Tips to Avoid Cold and Flu
With the winter season in full swing, it’s much easier for our immune systems to be weakened and our bodies to become susceptible to bacteria and viruses. While we congregate inside to keep warm, cold and flu illnesses are more easily transferrable. Read on to discover some tips to avoid getting sick this season.
Diet: Ensure your diet is full of vitamins and minerals to boost your immune system. Cruciferous vegetables, such as cauliflower, cabbage, kale, etc., are helpful, as are green vegetables. Use all colors of the rainbow when preparing meals.
Zinc: Take a zinc supplement within 24 hours of feeling mildly ill or “off” to reduce the chances of getting full-blown sickness. Research finds that by taking zinc sublingual (under the tongue), the body quickly absorbs the nutrient, which can help prevent respiratory tract infections and reduce the severity of symptoms.

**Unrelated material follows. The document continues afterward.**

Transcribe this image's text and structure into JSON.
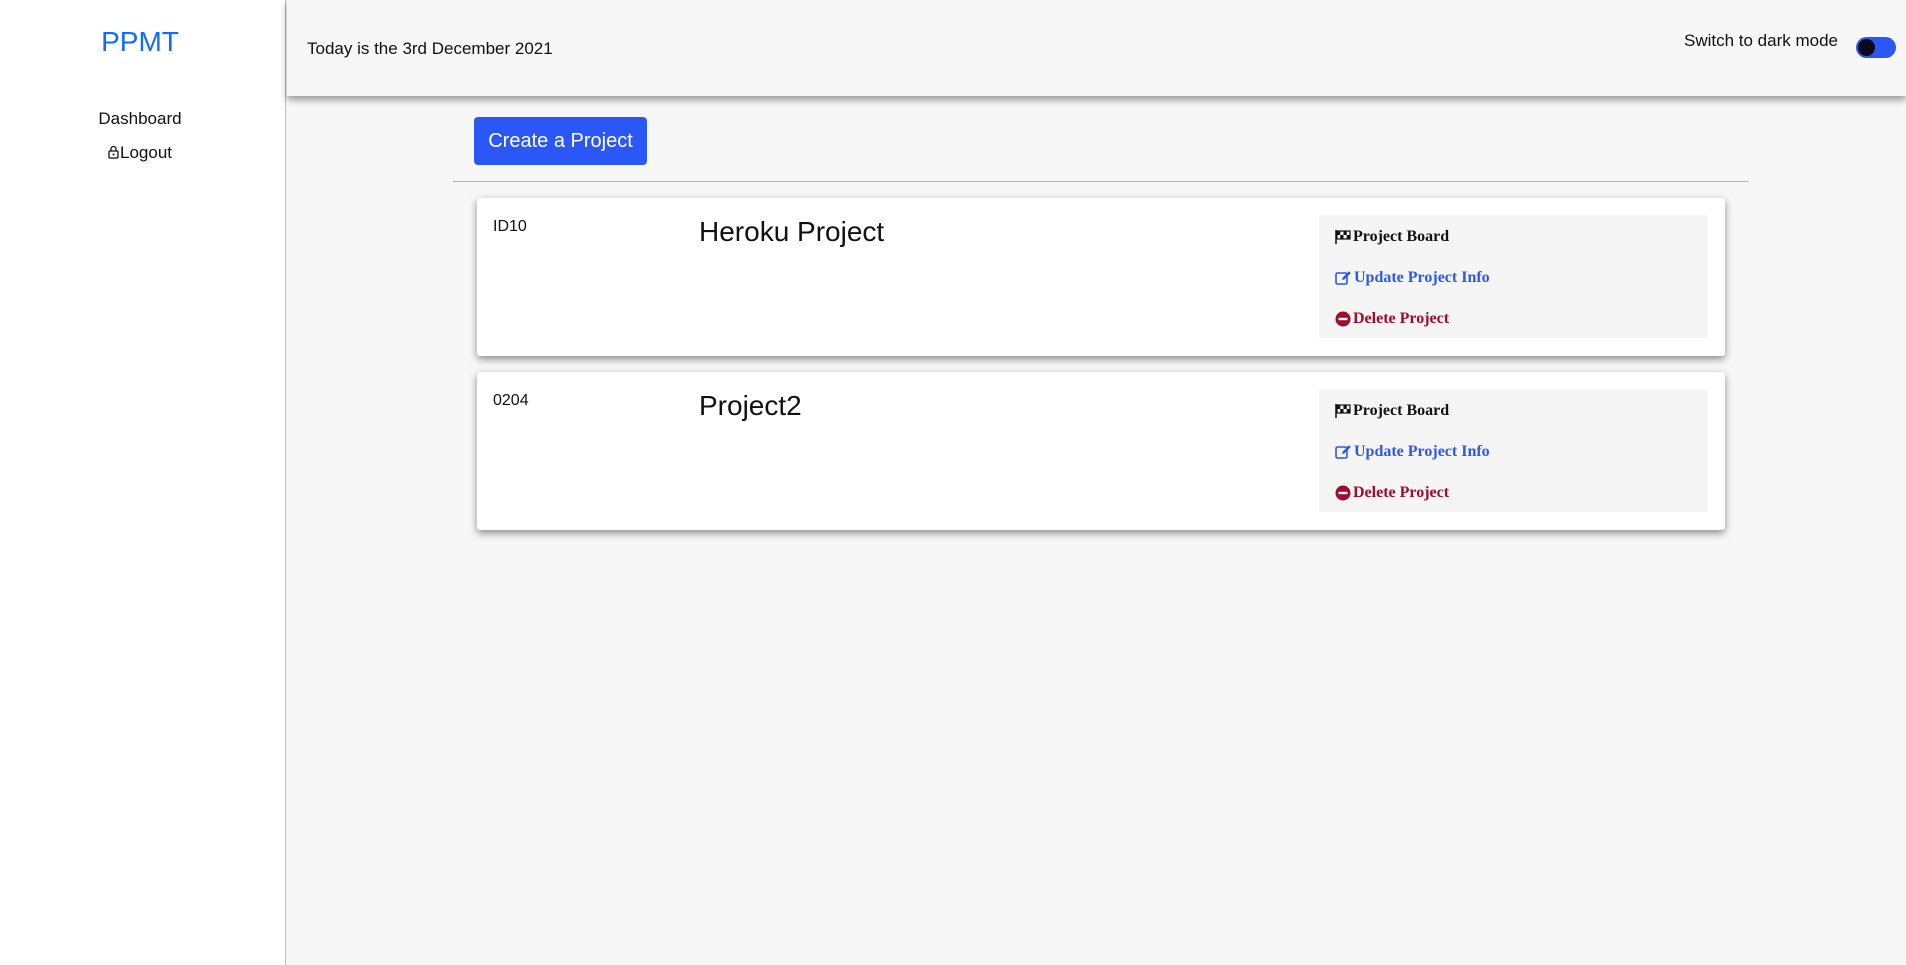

Vitamin D: This vitamin is especially crucial during the cold, dreary winter months, as we absorb much of our Vitamin D from sunshine in other months. Vitamin D foods include egg yolks, mushrooms, salmon, tuna, beef liver, or supplements.

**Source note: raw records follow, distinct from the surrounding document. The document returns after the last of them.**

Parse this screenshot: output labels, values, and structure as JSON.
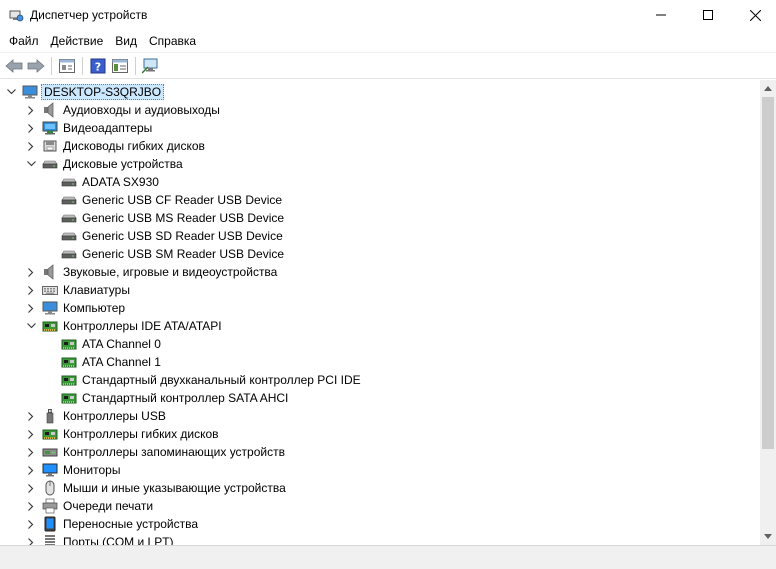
{
  "window": {
    "title": "Диспетчер устройств"
  },
  "menu": [
    "Файл",
    "Действие",
    "Вид",
    "Справка"
  ],
  "toolbar": {
    "buttons": [
      "back-icon",
      "forward-icon",
      "properties-icon",
      "help-icon",
      "console-tree-icon",
      "scan-hardware-icon"
    ]
  },
  "tree": {
    "root": "DESKTOP-S3QRJBO",
    "items": [
      {
        "label": "Аудиовходы и аудиовыходы",
        "level": 1,
        "expanded": false,
        "icon": "speaker-icon"
      },
      {
        "label": "Видеоадаптеры",
        "level": 1,
        "expanded": false,
        "icon": "display-adapter-icon"
      },
      {
        "label": "Дисководы гибких дисков",
        "level": 1,
        "expanded": false,
        "icon": "floppy-drive-icon"
      },
      {
        "label": "Дисковые устройства",
        "level": 1,
        "expanded": true,
        "icon": "disk-drive-icon"
      },
      {
        "label": "ADATA SX930",
        "level": 2,
        "icon": "disk-drive-icon"
      },
      {
        "label": "Generic USB CF Reader USB Device",
        "level": 2,
        "icon": "disk-drive-icon"
      },
      {
        "label": "Generic USB MS Reader USB Device",
        "level": 2,
        "icon": "disk-drive-icon"
      },
      {
        "label": "Generic USB SD Reader USB Device",
        "level": 2,
        "icon": "disk-drive-icon"
      },
      {
        "label": "Generic USB SM Reader USB Device",
        "level": 2,
        "icon": "disk-drive-icon"
      },
      {
        "label": "Звуковые, игровые и видеоустройства",
        "level": 1,
        "expanded": false,
        "icon": "speaker-icon"
      },
      {
        "label": "Клавиатуры",
        "level": 1,
        "expanded": false,
        "icon": "keyboard-icon"
      },
      {
        "label": "Компьютер",
        "level": 1,
        "expanded": false,
        "icon": "computer-icon"
      },
      {
        "label": "Контроллеры IDE ATA/ATAPI",
        "level": 1,
        "expanded": true,
        "icon": "ide-controller-icon"
      },
      {
        "label": "ATA Channel 0",
        "level": 2,
        "icon": "ide-controller-icon"
      },
      {
        "label": "ATA Channel 1",
        "level": 2,
        "icon": "ide-controller-icon"
      },
      {
        "label": "Стандартный двухканальный контроллер PCI IDE",
        "level": 2,
        "icon": "ide-controller-icon"
      },
      {
        "label": "Стандартный контроллер SATA AHCI",
        "level": 2,
        "icon": "ide-controller-icon"
      },
      {
        "label": "Контроллеры USB",
        "level": 1,
        "expanded": false,
        "icon": "usb-icon"
      },
      {
        "label": "Контроллеры гибких дисков",
        "level": 1,
        "expanded": false,
        "icon": "ide-controller-icon"
      },
      {
        "label": "Контроллеры запоминающих устройств",
        "level": 1,
        "expanded": false,
        "icon": "storage-controller-icon"
      },
      {
        "label": "Мониторы",
        "level": 1,
        "expanded": false,
        "icon": "monitor-icon"
      },
      {
        "label": "Мыши и иные указывающие устройства",
        "level": 1,
        "expanded": false,
        "icon": "mouse-icon"
      },
      {
        "label": "Очереди печати",
        "level": 1,
        "expanded": false,
        "icon": "printer-icon"
      },
      {
        "label": "Переносные устройства",
        "level": 1,
        "expanded": false,
        "icon": "portable-device-icon"
      },
      {
        "label": "Порты (COM и LPT)",
        "level": 1,
        "expanded": false,
        "icon": "port-icon"
      }
    ]
  },
  "colors": {
    "root_selection": "#cce8ff",
    "monitor_blue": "#1e90ff",
    "controller_green": "#2e8b2e"
  }
}
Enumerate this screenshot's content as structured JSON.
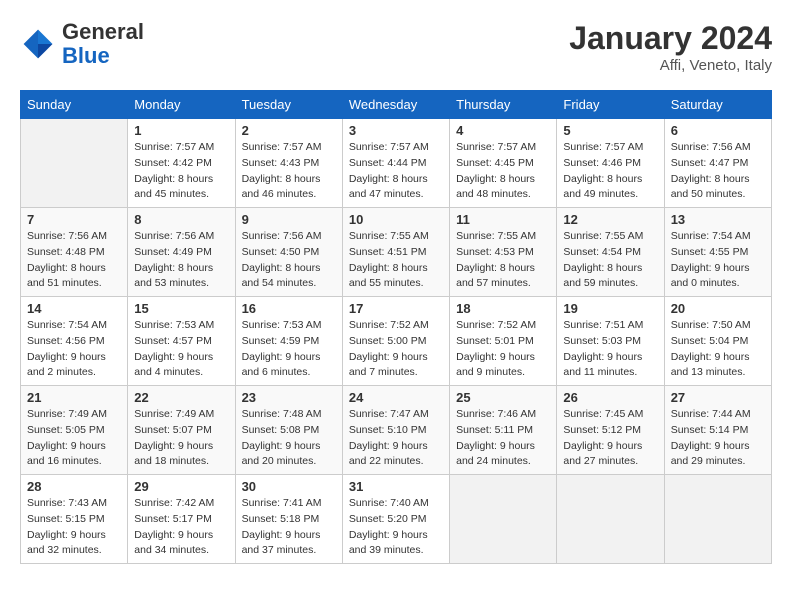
{
  "header": {
    "logo_general": "General",
    "logo_blue": "Blue",
    "month_year": "January 2024",
    "location": "Affi, Veneto, Italy"
  },
  "columns": [
    "Sunday",
    "Monday",
    "Tuesday",
    "Wednesday",
    "Thursday",
    "Friday",
    "Saturday"
  ],
  "weeks": [
    [
      {
        "day": "",
        "info": ""
      },
      {
        "day": "1",
        "info": "Sunrise: 7:57 AM\nSunset: 4:42 PM\nDaylight: 8 hours\nand 45 minutes."
      },
      {
        "day": "2",
        "info": "Sunrise: 7:57 AM\nSunset: 4:43 PM\nDaylight: 8 hours\nand 46 minutes."
      },
      {
        "day": "3",
        "info": "Sunrise: 7:57 AM\nSunset: 4:44 PM\nDaylight: 8 hours\nand 47 minutes."
      },
      {
        "day": "4",
        "info": "Sunrise: 7:57 AM\nSunset: 4:45 PM\nDaylight: 8 hours\nand 48 minutes."
      },
      {
        "day": "5",
        "info": "Sunrise: 7:57 AM\nSunset: 4:46 PM\nDaylight: 8 hours\nand 49 minutes."
      },
      {
        "day": "6",
        "info": "Sunrise: 7:56 AM\nSunset: 4:47 PM\nDaylight: 8 hours\nand 50 minutes."
      }
    ],
    [
      {
        "day": "7",
        "info": "Sunrise: 7:56 AM\nSunset: 4:48 PM\nDaylight: 8 hours\nand 51 minutes."
      },
      {
        "day": "8",
        "info": "Sunrise: 7:56 AM\nSunset: 4:49 PM\nDaylight: 8 hours\nand 53 minutes."
      },
      {
        "day": "9",
        "info": "Sunrise: 7:56 AM\nSunset: 4:50 PM\nDaylight: 8 hours\nand 54 minutes."
      },
      {
        "day": "10",
        "info": "Sunrise: 7:55 AM\nSunset: 4:51 PM\nDaylight: 8 hours\nand 55 minutes."
      },
      {
        "day": "11",
        "info": "Sunrise: 7:55 AM\nSunset: 4:53 PM\nDaylight: 8 hours\nand 57 minutes."
      },
      {
        "day": "12",
        "info": "Sunrise: 7:55 AM\nSunset: 4:54 PM\nDaylight: 8 hours\nand 59 minutes."
      },
      {
        "day": "13",
        "info": "Sunrise: 7:54 AM\nSunset: 4:55 PM\nDaylight: 9 hours\nand 0 minutes."
      }
    ],
    [
      {
        "day": "14",
        "info": "Sunrise: 7:54 AM\nSunset: 4:56 PM\nDaylight: 9 hours\nand 2 minutes."
      },
      {
        "day": "15",
        "info": "Sunrise: 7:53 AM\nSunset: 4:57 PM\nDaylight: 9 hours\nand 4 minutes."
      },
      {
        "day": "16",
        "info": "Sunrise: 7:53 AM\nSunset: 4:59 PM\nDaylight: 9 hours\nand 6 minutes."
      },
      {
        "day": "17",
        "info": "Sunrise: 7:52 AM\nSunset: 5:00 PM\nDaylight: 9 hours\nand 7 minutes."
      },
      {
        "day": "18",
        "info": "Sunrise: 7:52 AM\nSunset: 5:01 PM\nDaylight: 9 hours\nand 9 minutes."
      },
      {
        "day": "19",
        "info": "Sunrise: 7:51 AM\nSunset: 5:03 PM\nDaylight: 9 hours\nand 11 minutes."
      },
      {
        "day": "20",
        "info": "Sunrise: 7:50 AM\nSunset: 5:04 PM\nDaylight: 9 hours\nand 13 minutes."
      }
    ],
    [
      {
        "day": "21",
        "info": "Sunrise: 7:49 AM\nSunset: 5:05 PM\nDaylight: 9 hours\nand 16 minutes."
      },
      {
        "day": "22",
        "info": "Sunrise: 7:49 AM\nSunset: 5:07 PM\nDaylight: 9 hours\nand 18 minutes."
      },
      {
        "day": "23",
        "info": "Sunrise: 7:48 AM\nSunset: 5:08 PM\nDaylight: 9 hours\nand 20 minutes."
      },
      {
        "day": "24",
        "info": "Sunrise: 7:47 AM\nSunset: 5:10 PM\nDaylight: 9 hours\nand 22 minutes."
      },
      {
        "day": "25",
        "info": "Sunrise: 7:46 AM\nSunset: 5:11 PM\nDaylight: 9 hours\nand 24 minutes."
      },
      {
        "day": "26",
        "info": "Sunrise: 7:45 AM\nSunset: 5:12 PM\nDaylight: 9 hours\nand 27 minutes."
      },
      {
        "day": "27",
        "info": "Sunrise: 7:44 AM\nSunset: 5:14 PM\nDaylight: 9 hours\nand 29 minutes."
      }
    ],
    [
      {
        "day": "28",
        "info": "Sunrise: 7:43 AM\nSunset: 5:15 PM\nDaylight: 9 hours\nand 32 minutes."
      },
      {
        "day": "29",
        "info": "Sunrise: 7:42 AM\nSunset: 5:17 PM\nDaylight: 9 hours\nand 34 minutes."
      },
      {
        "day": "30",
        "info": "Sunrise: 7:41 AM\nSunset: 5:18 PM\nDaylight: 9 hours\nand 37 minutes."
      },
      {
        "day": "31",
        "info": "Sunrise: 7:40 AM\nSunset: 5:20 PM\nDaylight: 9 hours\nand 39 minutes."
      },
      {
        "day": "",
        "info": ""
      },
      {
        "day": "",
        "info": ""
      },
      {
        "day": "",
        "info": ""
      }
    ]
  ]
}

Hydrate: Every tissue and organ within the human body relies on water to carry minerals and nutrients throughout each cell. Water also keeps your nose and throat moist, which helps trap bacteria before it infiltrates your immune system. Health experts commonly recommend drinking at least eight glasses of water every day. Include green tea in your regime; it has a high level of antioxidants and several health benefits. Also, avoid alcohol and stick to sugar-free, caffeine-free beverages as much as possible.
Moisturize: Healthy mucous membranes are naturally moist and hydrated and act as a barrier to pathogens. When cold, wintry air dries out the membranes in our nasal passages, it creates cracks or breaks within the lining and allows viruses to invade our bodies more easily. Moisturize dry air using a humidifier and rehydrate the nasal passages with nasal saline drops.
Exercise: A regular routine such as walking, stretching, or jogging helps to minimize inflammation, reduce stress, increase circulation, and distribute white blood cells, which fight diseases. Every day, keep your body moving but don’t overdo it with extreme exercise, which can elevate stress hormones and increase your risk for infection. Respect your body’s limits and build in recovery days if you’re training for endurance.
Sleep: Healthy people generally sleep a minimum of eight hours nightly and are less susceptible to viruses and bacteria due to the body’s release of cytokines during that time. Cytokines are proteins that help fight infection by regulating the immune system.
Calm Down: Doctors suspect that there is a connection between chronic mental stress and physical illness. Practice yoga, meditate, or find another way to alleviate personal stress. The continuous release of cortisol, the stress hormone produced by your adrenal glands, will lose its effectiveness in fighting inflammation and disease and lower your immune system.
Hygiene: One of the easiest ways to avoid germs is to create environments they cannot survive in. Ensure you wash your hands before eating or preparing food or any contact with your eyes or mouth. Cover your mouth while sneezing, carry hand sanitizer, and disinfect shared surfaces like phones, doorknobs, remote controls, keyboards, etc.
Keep it Personal: According to the National Health Service, flu viruses can survive on surfaces for 24 hours. Try to remain mindful of this by frequently wiping down counters and door knobs when an illness is running through your household. Also, avoid sharing germs, use your own toothbrush, utensils, and glassware, and wash contaminated towels, toys, etc., in hot soapy water.
Staying healthy can be tricky, but using some common sense and some not-so-common advice will help. Stand back a bit from others, giving yourself some space from others who may cough or sneeze droplets into the air. Take a multivitamin and visit a primary care doctor regularly for check-ups. Remember, don’t go overboard by being a clean freak; germs help train the immune system and can help build up a healthy immune response. Also, remember to look on the bright side of things. Having a positive outlook will help ward off illness.